Gizmodo recently ran an interview with the authors of several studies published in the scientific journal Aerosol Science and Technology concerning the toxic materials produced by desktop 3D printers.
Of course, this isn’t a new worry, but these scientists, hailing from UL Chemical Safety and Georgia Institute of Technology, have conducted a “two-year investigation to assess the impacts of desktop 3D printers on indoor air quality.” During this study, “the researchers were able to identify hundreds of different compounds, some of which are known health hazards.”
UL Chemical Safety’s Vice President and Senior Technical Advisor Marilyn Black “says her team’s findings should serve as a wakeup call, and they’re asking health researchers, scientists, and other institutions to investigate further.”
“Standard desktop 3D printers produce detectable amounts of ultrafine particles, or UFPs, while performing print jobs. UFPs are nanoscale particles that are invisible to the human eye, but could lead to serious health issues, particularly if they’re inhaled and delivered to the body’s pulmonary system.”
“When a printing process is initiated, a burst of new particles is created, which then becomes airborne. It’s this initial batch that tends to contain the smallest sizes and the maximum number of UFP concentrations during the entire print job, according to the new research.”

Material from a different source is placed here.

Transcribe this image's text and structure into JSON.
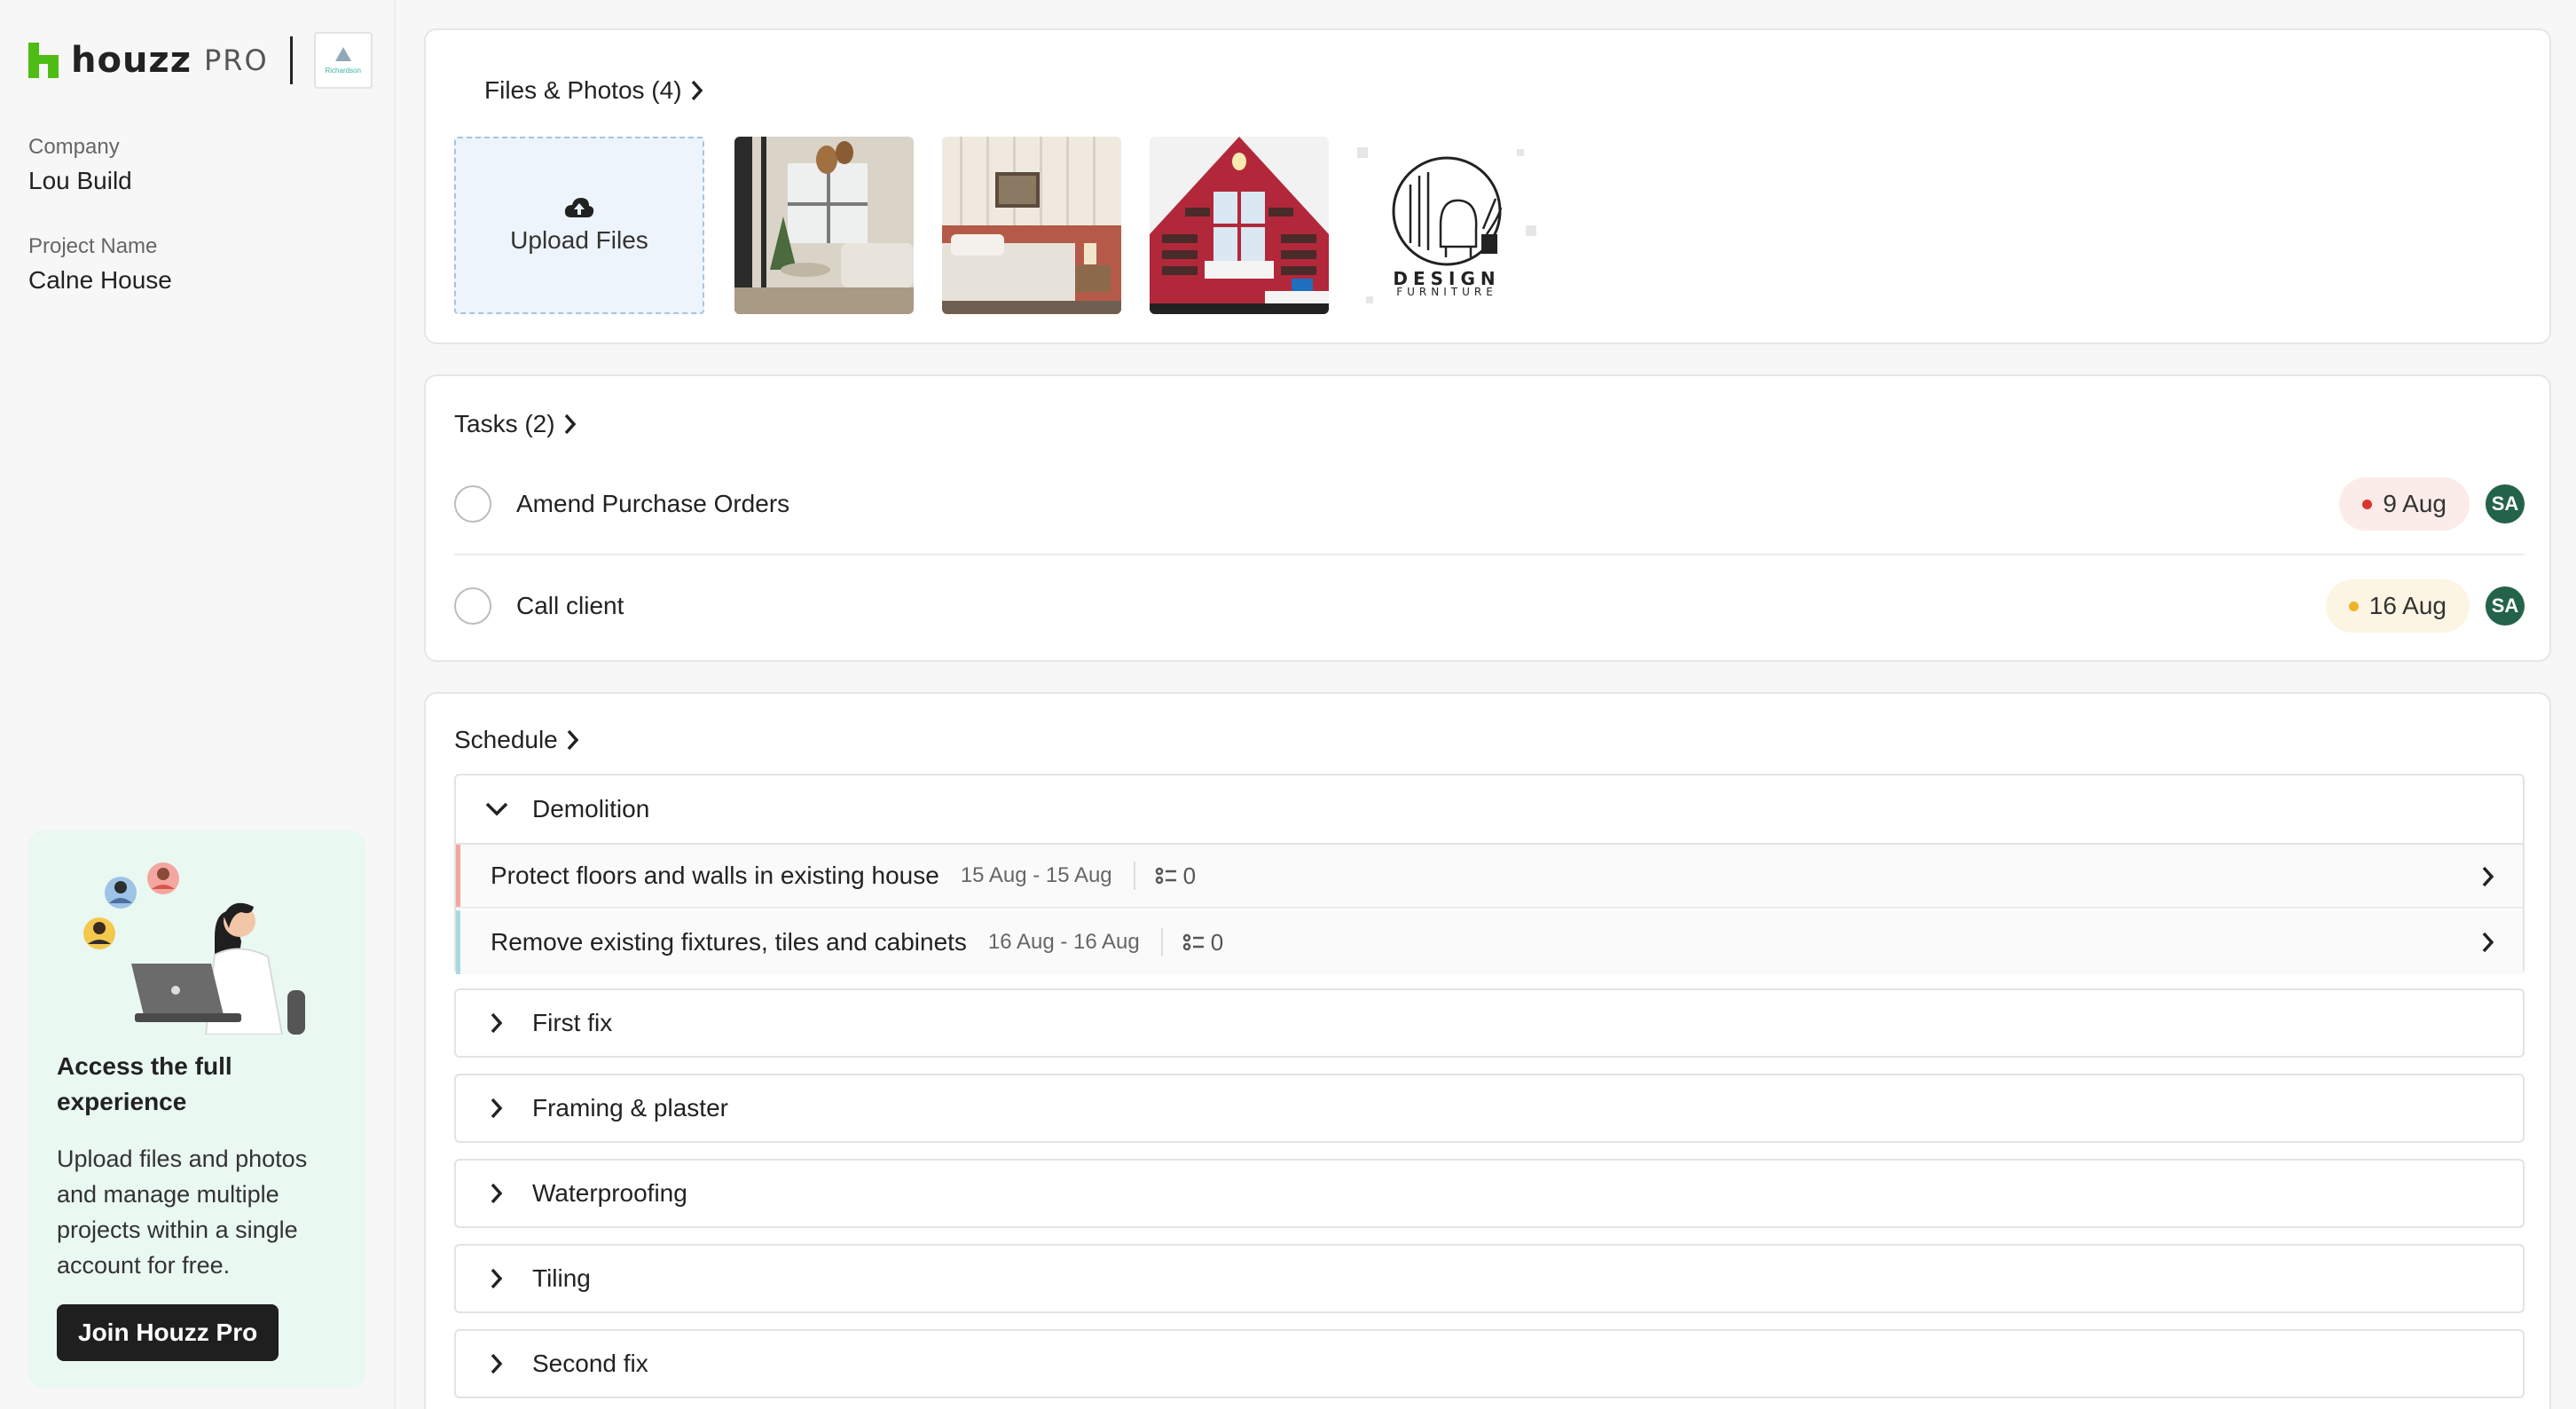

FDM 3D printers (of which MakerBot is just one desktop example) are particularly notorious for such particles: “The sheer variety of the toxic substances produced by these printers was alarming. No less than 200 different volatile organic compounds (VOCs) were detected in the invisible puffs emanating from the printers as they churned away—including many known and suspected irritants and carcinogens.”
However, despite this alarming research, Dr. Black is quick to point out “this study was not a detailed look into the long-term health effects of 3D printers.” Going forward, it is vital makers begin to take certain steps in order to counteract the effects of these harmful materials, though.
Dr. Black advises makers to “use [3D printers] only in well-ventilated spaces with outdoor air flow and stand away from the printers during operation. Choose and select printers and feedstocks which have been proven to be low emitters.”